Down a long, long lane—down there, a little way past the cottonwood tree, where the lane quits going on, that is where the world stops. You know that is the place because of the awesomeness that comes to you. The old cottonwood stands sentinel over that region of the Great Beyond. So tall and big and still he is that if you look at him awhile you will get the strange feeling of things. High up in the glossy leaves one can sometimes hear a little pattery sound, finer than the crinkle of tissue paper—a pretty little sound like a quiet sprinkle of cooling rain. When he does that he is whispering to the clouds that bring the freshness of the summer shower.
Beyond him, down there where the world stops, is the place where the clouds go to sleep after their long, slow journeyings across the deep, sweet blue of the sky.
“What does my little boy see with his two big, shining eyes? And what does my little boy hear?”
It was Mother’s voice above him that was thus humbly asking admission into the strange world he had found, and so well she knew it was marvelous fine, this world of his, that she snuggled his cheek against her cheek, and tried and tried, in her poor, grown-up way, to understand all the pretty things the great silent tree was whispering to the clouds.
“Is it there?” she asked very softly and very earnestly. “Is it down there that the clouds go to sleep?”

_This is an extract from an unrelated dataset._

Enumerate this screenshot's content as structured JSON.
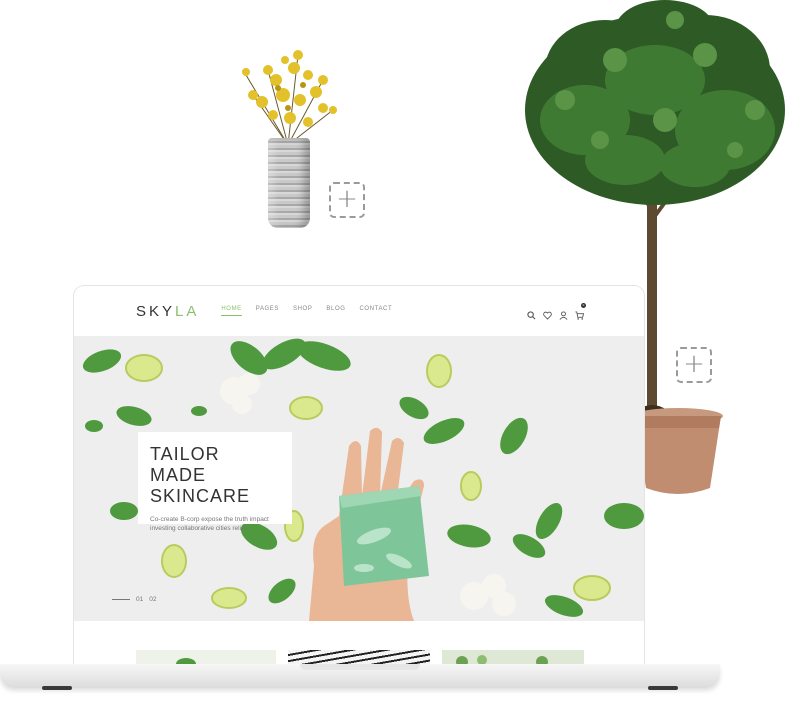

And they remained together, these two, side by side, thinking about the sweet go-to-bed place of the clouds. A silence which was new to them, a cool and reposeful silence, had come upon them and held them. They were conversing in a language which has no words. It was a melody in silver—the spirit of motherhood, the soul of childhood blending into music, bringing them nearer, deepening their love and making it more dear to them.
They understood each other, that woman and that little boy. They did not move. David had taken hold of Mother’s hand, and he held to it while they kept on looking down there, afar off, where the great silent tree was softly whispering to the summer clouds.